8. Wel dienen de persoonlijke omstandigheden van eiser, waaronder zijn medische situatie, te worden beoordeeld in het kader van de hardheidsclausule van artikel 4.3, van de Huisvestingsverordening. Naar het oordeel van de rechtbank heeft verweerder in wat eiser heeft aangevoerd geen aanleiding hoeven zien om de hardheidsclausule toe te passen, omdat geen sprake is van een ongerechtvaardigde hardheid. Verweerder komt beleidsvrijheid toe bij toepassing van deze bevoegdheid, zodat de rechtbank de toepassing van deze bevoegdheid zeer terughoudend toetst. Gelet op de door eiser genoemde omstandigheden is het zonder meer begrijpelijk dat hij een andere woonsituatie nastreeft. Dit betekent echter niet dat eiser zich in dit opzicht in voldoende mate onderscheidt van anderen in de regio die in een vergelijkbare, niet-benijdenswaardige situatie verkeren. In dit verband hecht de rechtbank eraan te vermelden dat de pas in beroep naar voren gebrachte medische stukken niet door verweerder zijn meegenomen in de beoordeling van de hardheidsclausule in het bestreden besluit.
9. Het beroep is ongegrond.
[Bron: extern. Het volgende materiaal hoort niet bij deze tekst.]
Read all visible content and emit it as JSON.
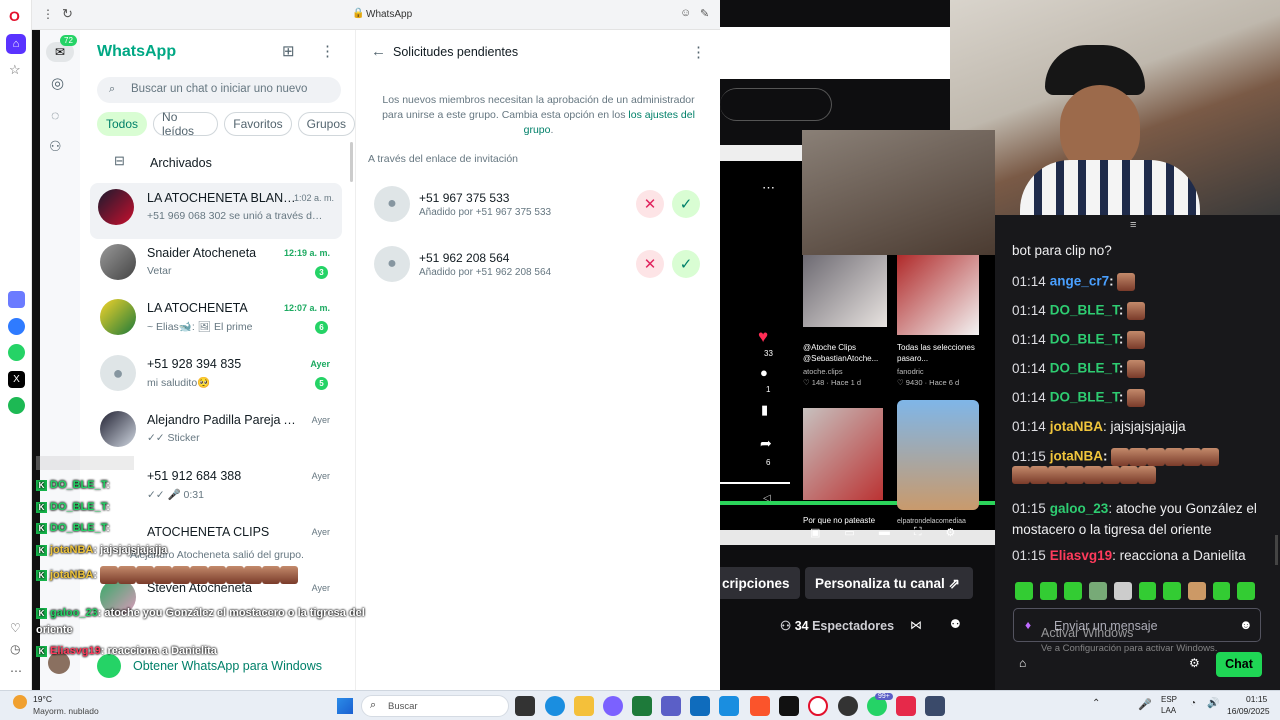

Voor een proceskostenveroordeling bestaat geen aanleiding.
Deze uitspraak is gedaan door mr. L.M. Reijnierse, rechter, in aanwezigheid van mr. R.G. Kamphof, griffier. De uitspraak is uitgesproken en bekendgemaakt op 3 november 2020 en zal openbaar worden gemaakt door publicatie op rechtspraak.nl.
De griffier is verhinderd te ondertekenen
griffier rechter
Afschrift verzonden aan partijen op:

Rechtsmiddel

Tegen deze uitspraak kan binnen zes weken na de dag van verzending van het proces-verbaal daarvan hoger beroep worden ingesteld bij de Afdeling bestuursrechtspraak van de Raad van State.